Corrupt or missing .cbcl files were found for 3 consecutive cycles, verify the source of the data.

Here is the function I ran:

bcl2fastq --barcode-mismatches 1 --ignore-missing-positions --ignore-missing-controls --ignore-missing-filter --ignore-missing-bcls --no-lane-splitting --minimum-trimmed-read-length 15 --mask-short-adapter-reads 15 -R /project/kyathit/RawData/231208_sciseq-Pilot/usftp21.novogene.com/20231128_lh00328_0116_A22GHJ3LT3-L3 --sample-sheet rerio_sci_test/raw_reads/fake.csv --output-dir rerio_sci_test/raw_reads/ --loading-threads 1 --processing-threads 1 --writing-threads 1

And here is how the fake.csv looked:

[DATA] Lane,Sample_ID,Sample_Name,index,index2 ,fake,fake,NNNNNNNNNN,NNNNNNNNNN

I am wondering if this is an issue you've ran into, or whether the bcl file I received from the company is indeed corrupt.

Best,

Pietro

J0bbie commented 11 months ago

Hi Pietro,

Hmm, never seen that before. Is it missing some files or folders? Just to give you an idea of what a typical structure looks like for our data:

image

I'm also adding the start from .fq.gz this week, that might already alleviate this for you.

plhm commented 11 months ago

Hey, Jobbie.

I figured out what was up. In short, here is how you make your dummy file for bcl2fastq:

# Generate fake sample-sheet to allow indexes to be added to R1/R2. mkdir -p {params.path_out} echo -e "[DATA]\nLane,Sample_ID,Sample_Name,index,index2\n,fake,fake,NNNNNNNNNN,NNNNNNNNNN" > {output.sample_sheet} """

I dug around the bcl2fastq file and found that in not giving the program a lane (i.e. \n,fake), it tries to run bcl2fastq across all lanes in the presumed run. The issue is that I only used one lane out of the idk how many lanes in the flow cell form Novogene.

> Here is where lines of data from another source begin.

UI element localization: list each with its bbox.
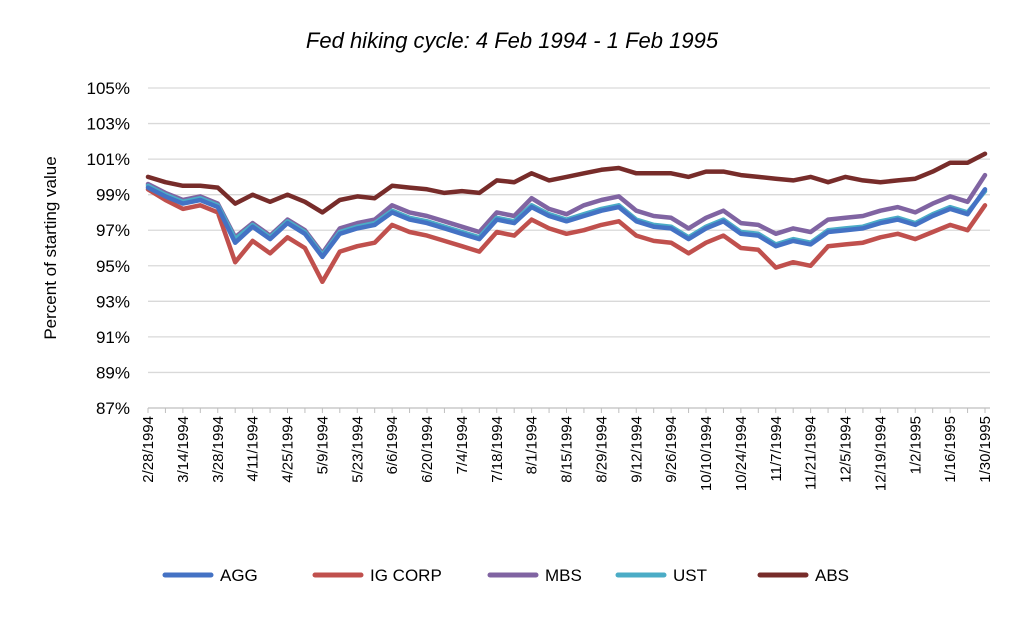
y-tick-label: 89% [96,363,130,382]
legend-item-agg: AGG [162,566,258,585]
x-tick-label: 8/29/1994 [593,416,610,483]
x-tick-label: 8/1/1994 [524,416,541,474]
x-tick-label: 9/26/1994 [663,416,680,483]
legend-label: IG CORP [370,566,442,585]
x-tick-labels: 2/28/1994 3/14/1994 3/28/1994 4/11/1994 4/25… [140,416,994,491]
y-axis-label: Percent of starting value [41,156,60,339]
legend-item-ust: UST [615,566,707,585]
legend: AGG IG CORP MBS UST ABS [162,566,849,585]
x-tick-label: 7/18/1994 [489,416,506,483]
x-tick-label: 1/16/1995 [942,416,959,483]
x-tick-label: 6/20/1994 [419,416,436,483]
x-tick-label: 3/28/1994 [210,416,227,483]
x-tick-label: 1/30/1995 [977,416,994,483]
legend-label: AGG [220,566,258,585]
chart-title: Fed hiking cycle: 4 Feb 1994 - 1 Feb 199… [306,28,719,53]
series-line-agg [145,185,988,260]
legend-label: UST [673,566,707,585]
legend-label: MBS [545,566,582,585]
series-line-ig-corp [145,187,988,285]
x-tick-label: 10/10/1994 [698,416,715,491]
y-tick-labels: 87% 89% 91% 93% 95% 97% 99% 101% 103% 105% [87,79,130,418]
x-tick-label: 4/11/1994 [245,416,262,482]
x-tick-label: 4/25/1994 [280,416,297,483]
x-tick-label: 3/14/1994 [175,416,192,483]
x-tick-label: 12/5/1994 [838,416,855,483]
x-tick-label: 12/19/1994 [872,416,889,491]
y-tick-label: 97% [96,221,130,240]
y-tick-label: 93% [96,292,130,311]
legend-label: ABS [815,566,849,585]
x-tick-label: 6/6/1994 [384,416,401,474]
legend-item-mbs: MBS [487,566,582,585]
x-tick-label: 2/28/1994 [140,416,157,483]
y-tick-label: 101% [87,150,130,169]
legend-item-ig-corp: IG CORP [312,566,442,585]
y-tick-label: 99% [96,186,130,205]
x-tick-label: 11/7/1994 [768,416,785,482]
y-tick-label: 103% [87,115,130,134]
x-tick-label: 11/21/1994 [803,416,820,490]
x-tick-label: 7/4/1994 [454,416,471,474]
series-line-abs [145,151,988,215]
x-tick-label: 10/24/1994 [733,416,750,491]
x-tick-label: 5/23/1994 [349,416,366,483]
y-tick-label: 91% [96,328,130,347]
x-tick-label: 9/12/1994 [628,416,645,483]
x-tick-label: 8/15/1994 [559,416,576,483]
legend-item-abs: ABS [757,566,849,585]
y-tick-label: 105% [87,79,130,98]
series-lines [145,151,988,285]
y-tick-label: 87% [96,399,130,418]
x-tick-label: 5/9/1994 [314,416,331,474]
x-tick-label: 1/2/1995 [907,416,924,474]
y-tick-label: 95% [96,257,130,276]
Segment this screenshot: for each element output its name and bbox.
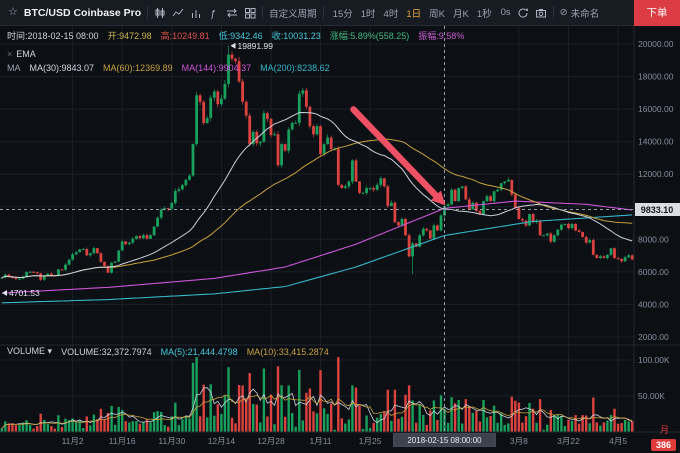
symbol-title[interactable]: BTC/USD Coinbase Pro — [23, 6, 142, 19]
divider — [147, 6, 149, 19]
svg-text:100.00K: 100.00K — [638, 355, 670, 365]
month-label[interactable]: 月 — [659, 425, 669, 435]
slash-circle-icon: ⊘ — [559, 7, 568, 18]
grid-layout-icon[interactable] — [244, 7, 256, 19]
interval-button[interactable]: 月K — [452, 8, 469, 20]
line-chart-icon[interactable] — [172, 7, 184, 19]
volume-ma5: MA(5):21,444.4798 — [160, 346, 238, 357]
volume-value: VOLUME:32,372.7974 — [61, 346, 152, 357]
price-axis-labels: 20000.00 18000.00 16000.00 14000.00 12000.00… — [638, 39, 674, 401]
ma144-value: MA(144):9904.37 — [181, 63, 252, 73]
info-close: 收:10031.23 — [271, 31, 321, 41]
svg-text:4000.00: 4000.00 — [638, 299, 669, 309]
ema-indicator-row: × EMA — [7, 49, 36, 59]
svg-text:4月5: 4月5 — [609, 436, 627, 446]
compare-icon[interactable] — [226, 7, 238, 19]
svg-text:12000.00: 12000.00 — [638, 169, 674, 179]
info-low: 低:9342.46 — [218, 31, 263, 41]
refresh-icon[interactable] — [517, 7, 529, 19]
svg-text:3月8: 3月8 — [510, 436, 528, 446]
ma200-value: MA(200):8238.62 — [260, 63, 330, 73]
ma-label: MA — [7, 63, 21, 73]
svg-text:12月28: 12月28 — [257, 436, 285, 446]
interval-button[interactable]: 1时 — [360, 8, 376, 20]
svg-text:6000.00: 6000.00 — [638, 267, 669, 277]
layout-selector[interactable]: ⊘ 未命名 — [560, 6, 599, 20]
svg-text:50.00K: 50.00K — [638, 391, 665, 401]
top-toolbar: ☆ BTC/USD Coinbase Pro ƒ 自定义周期 15分 1时 4时 1日… — [0, 0, 680, 26]
chart-area: 20000.00 18000.00 16000.00 14000.00 12000.00… — [0, 26, 680, 453]
last-price-tag: 9833.10 — [635, 203, 680, 216]
svg-text:11月2: 11月2 — [62, 436, 84, 446]
volume-ma10: MA(10):33,415.2874 — [246, 346, 329, 357]
info-amplitude: 振幅:9.58% — [418, 31, 465, 41]
info-high: 高:10249.81 — [160, 31, 210, 41]
svg-text:16000.00: 16000.00 — [638, 104, 674, 114]
layout-name: 未命名 — [570, 8, 600, 20]
svg-text:2018-02-15 08:00:00: 2018-02-15 08:00:00 — [407, 436, 482, 445]
divider — [262, 6, 264, 19]
crosshair-date-tag: 2018-02-15 08:00:00 — [393, 433, 496, 447]
svg-text:12月14: 12月14 — [208, 436, 236, 446]
ma-lines — [1, 111, 633, 304]
ema-label: EMA — [16, 49, 36, 59]
x-axis-labels: 11月2 11月16 11月30 12月14 12月28 1月11 1月25 3月8 3月22 4… — [62, 436, 628, 446]
interval-button[interactable]: 15分 — [332, 8, 353, 20]
zero-seconds-label: 0s — [500, 7, 511, 18]
place-order-button[interactable]: 下单 — [634, 0, 680, 26]
svg-text:9833.10: 9833.10 — [641, 205, 674, 215]
candles-layer — [0, 45, 634, 281]
ma30-value: MA(30):9843.07 — [29, 63, 95, 73]
bar-chart-icon[interactable] — [190, 7, 202, 19]
notification-badge[interactable]: 386 — [650, 439, 676, 451]
svg-text:3月22: 3月22 — [557, 436, 580, 446]
interval-button[interactable]: 1日 — [406, 8, 422, 20]
interval-button[interactable]: 4时 — [383, 8, 399, 20]
svg-text:11月30: 11月30 — [158, 436, 185, 446]
candlestick-chart-icon[interactable] — [154, 7, 166, 19]
caret-down-icon: ▾ — [47, 346, 53, 356]
svg-text:1月25: 1月25 — [359, 436, 382, 446]
peak-price-label: 19891.99 — [230, 41, 274, 51]
ema-remove-icon[interactable]: × — [7, 49, 13, 59]
ma60-value: MA(60):12369.89 — [103, 63, 173, 73]
info-open: 开:9472.98 — [107, 31, 152, 41]
crosshair — [0, 26, 634, 432]
low-price-label: 4701.53 — [2, 288, 40, 298]
interval-switcher: 15分 1时 4时 1日 周K 月K 1秒 — [330, 5, 495, 21]
svg-text:14000.00: 14000.00 — [638, 137, 674, 147]
volume-header: VOLUME ▾ VOLUME:32,372.7974 MA(5):21,444… — [7, 346, 329, 357]
interval-button[interactable]: 1秒 — [476, 8, 492, 20]
custom-period-button[interactable]: 自定义周期 — [269, 6, 317, 20]
favorite-star-icon[interactable]: ☆ — [8, 6, 18, 18]
interval-button[interactable]: 周K — [429, 8, 445, 20]
ohlc-info-bar: 时间:2018-02-15 08:00 开:9472.98 高:10249.81… — [7, 29, 464, 42]
volume-dropdown[interactable]: VOLUME ▾ — [7, 346, 52, 357]
price-chart[interactable]: 20000.00 18000.00 16000.00 14000.00 12000.00… — [0, 26, 680, 453]
camera-icon[interactable] — [535, 7, 547, 19]
svg-text:19891.99: 19891.99 — [238, 41, 274, 51]
divider — [552, 6, 554, 19]
svg-text:18000.00: 18000.00 — [638, 72, 674, 82]
svg-text:2000.00: 2000.00 — [638, 332, 669, 342]
ma-indicator-row: MA MA(30):9843.07 MA(60):12369.89 MA(144… — [7, 63, 330, 73]
svg-text:8000.00: 8000.00 — [638, 234, 669, 244]
indicator-fx-icon[interactable]: ƒ — [208, 7, 220, 19]
svg-text:20000.00: 20000.00 — [638, 39, 674, 49]
info-time: 时间:2018-02-15 08:00 — [7, 31, 99, 41]
svg-text:4701.53: 4701.53 — [9, 288, 40, 298]
divider — [322, 6, 324, 19]
volume-ma-lines — [1, 387, 633, 429]
volume-title: VOLUME — [7, 346, 46, 356]
svg-text:1月11: 1月11 — [309, 436, 331, 446]
svg-text:ƒ: ƒ — [210, 9, 216, 19]
trend-arrow — [350, 106, 446, 206]
svg-text:11月16: 11月16 — [109, 436, 136, 446]
info-change: 涨幅:5.89%(558.25) — [329, 31, 410, 41]
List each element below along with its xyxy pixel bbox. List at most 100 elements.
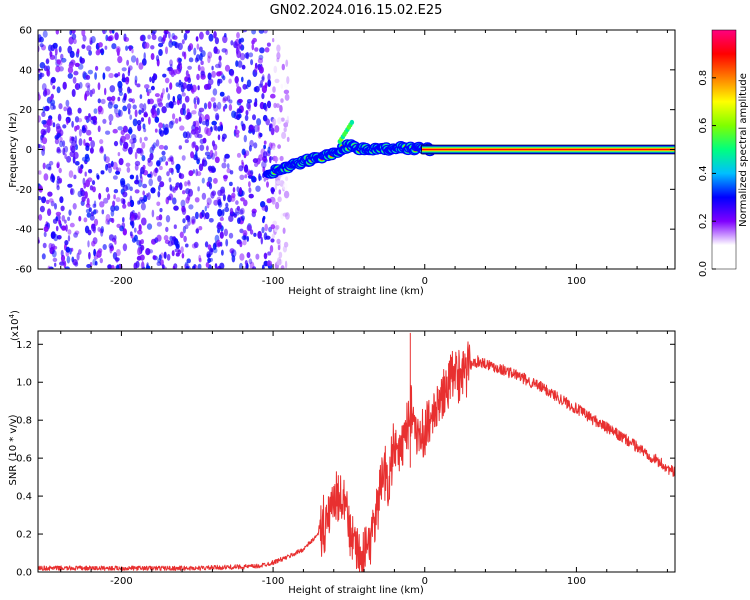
spectrogram-noise-blob	[142, 123, 146, 130]
colorbar-tick-label: 0.8	[698, 70, 709, 86]
spectrogram-noise-blob	[130, 55, 137, 63]
spectrogram-noise-blob	[262, 215, 266, 220]
spectrogram-noise-blob	[188, 170, 194, 177]
y-tick-label: 0.2	[16, 530, 32, 541]
spectrogram-noise-blob	[172, 35, 178, 40]
spectrogram-noise-blob	[235, 133, 240, 138]
spectrogram-noise-blob	[206, 251, 211, 259]
spectrogram-noise-blob	[184, 261, 189, 268]
spectrogram-noise-blob	[141, 217, 147, 226]
spectrogram-noise-blob	[182, 218, 186, 224]
spectrogram-noise-blob	[171, 250, 175, 257]
spectrogram-noise-blob	[197, 186, 200, 192]
spectrogram-noise-blob	[195, 36, 199, 42]
spectrogram-noise-blob	[252, 37, 257, 43]
spectrogram-noise-blob	[217, 189, 223, 197]
spectrogram-noise-blob	[147, 192, 151, 201]
spectrogram-noise-blob	[74, 116, 80, 123]
spectrogram-noise-blob	[86, 197, 90, 206]
spectrogram-noise-blob	[182, 225, 186, 234]
spectrogram-noise-blob	[222, 194, 226, 202]
spectrogram-noise-blob	[161, 150, 166, 156]
spectrogram-noise-blob	[52, 257, 58, 262]
spectrogram-noise-blob	[141, 155, 146, 162]
spectrogram-noise-blob	[131, 134, 137, 140]
spectrogram-noise-blob	[240, 120, 244, 127]
spectrogram-noise-blob	[212, 88, 218, 96]
spectrogram-noise-blob	[57, 113, 62, 122]
spectrogram-noise-blob	[42, 130, 47, 136]
spectrogram-noise-blob	[197, 64, 201, 72]
spectrogram-noise-blob	[108, 243, 114, 249]
spectrogram-noise-blob	[85, 203, 91, 208]
spectrogram-noise-blob	[117, 51, 120, 57]
spectrogram-noise-blob	[147, 98, 151, 105]
spectrogram-noise-blob	[111, 30, 115, 34]
spectrogram-noise-blob	[179, 182, 183, 191]
spectrogram-noise-blob	[216, 239, 221, 248]
colorbar-tick-label: 0.6	[698, 118, 709, 134]
spectrogram-noise-blob	[39, 62, 46, 69]
spectrogram-noise-blob	[179, 65, 183, 70]
spectrogram-noise-blob	[133, 227, 137, 233]
spectrogram-noise-blob	[187, 65, 193, 70]
spectrogram-noise-blob	[261, 76, 265, 81]
spectrogram-noise-blob	[280, 83, 284, 89]
spectrogram-noise-blob	[224, 206, 230, 213]
spectrogram-noise-blob	[217, 126, 221, 132]
spectrogram-noise-blob	[49, 102, 55, 111]
spectrogram-noise-blob	[106, 96, 112, 102]
spectrogram-noise-blob	[117, 109, 121, 117]
spectrogram-noise-blob	[236, 186, 240, 193]
spectrogram-noise-blob	[162, 73, 167, 78]
spectrogram-noise-blob	[270, 93, 276, 99]
spectrogram-noise-blob	[73, 38, 77, 45]
spectrogram-noise-blob	[184, 76, 189, 82]
spectrogram-noise-blob	[62, 124, 67, 129]
spectrogram-noise-blob	[271, 197, 276, 205]
spectrogram-noise-blob	[181, 155, 186, 161]
spectrogram-noise-blob	[273, 102, 277, 109]
spectrogram-noise-blob	[77, 118, 83, 123]
spectrogram-noise-blob	[285, 121, 288, 128]
spectrogram-noise-blob	[238, 209, 244, 215]
spectrogram-noise-blob	[195, 144, 198, 151]
spectrogram-noise-blob	[68, 209, 72, 216]
spectrogram-noise-blob	[105, 130, 111, 135]
spectrogram-noise-blob	[156, 216, 160, 221]
spectrogram-noise-blob	[78, 138, 83, 146]
spectrogram-noise-blob	[139, 137, 143, 144]
spectrogram-noise-blob	[244, 174, 248, 179]
spectrogram-noise-blob	[38, 115, 41, 123]
spectrogram-noise-blob	[283, 127, 287, 133]
spectrogram-noise-blob	[97, 49, 101, 54]
spectrogram-noise-blob	[159, 94, 163, 102]
spectrogram-noise-blob	[229, 170, 234, 175]
spectrogram-noise-blob	[196, 73, 200, 81]
spectrogram-noise-blob	[131, 141, 135, 149]
spectrogram-noise-blob	[111, 43, 117, 50]
spectrogram-noise-blob	[120, 180, 126, 188]
carrier-band-core	[421, 148, 675, 151]
spectrogram-noise-blob	[259, 79, 264, 88]
spectrogram-noise-blob	[62, 81, 67, 90]
spectrogram-noise-blob	[74, 62, 80, 67]
spectrogram-noise-blob	[244, 114, 249, 121]
spectrogram-noise-blob	[175, 243, 180, 249]
spectrogram-noise-blob	[42, 30, 48, 38]
spectrogram-noise-blob	[276, 180, 282, 185]
spectrogram-noise-blob	[207, 72, 212, 80]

I fixed the issue by going into your step1_bcl2fastq.smk file, and hardcoding 003 in your echo line (turns out that my lane, was lane # 3). That fixed the issue.

As you said, your fastq option will likely fix this, but, if you have others having the same issue, then may I suggest that you either get a line of code to check which lanes are in the bcl folder, or you ask the user to tell the program what lanes are in the dataset.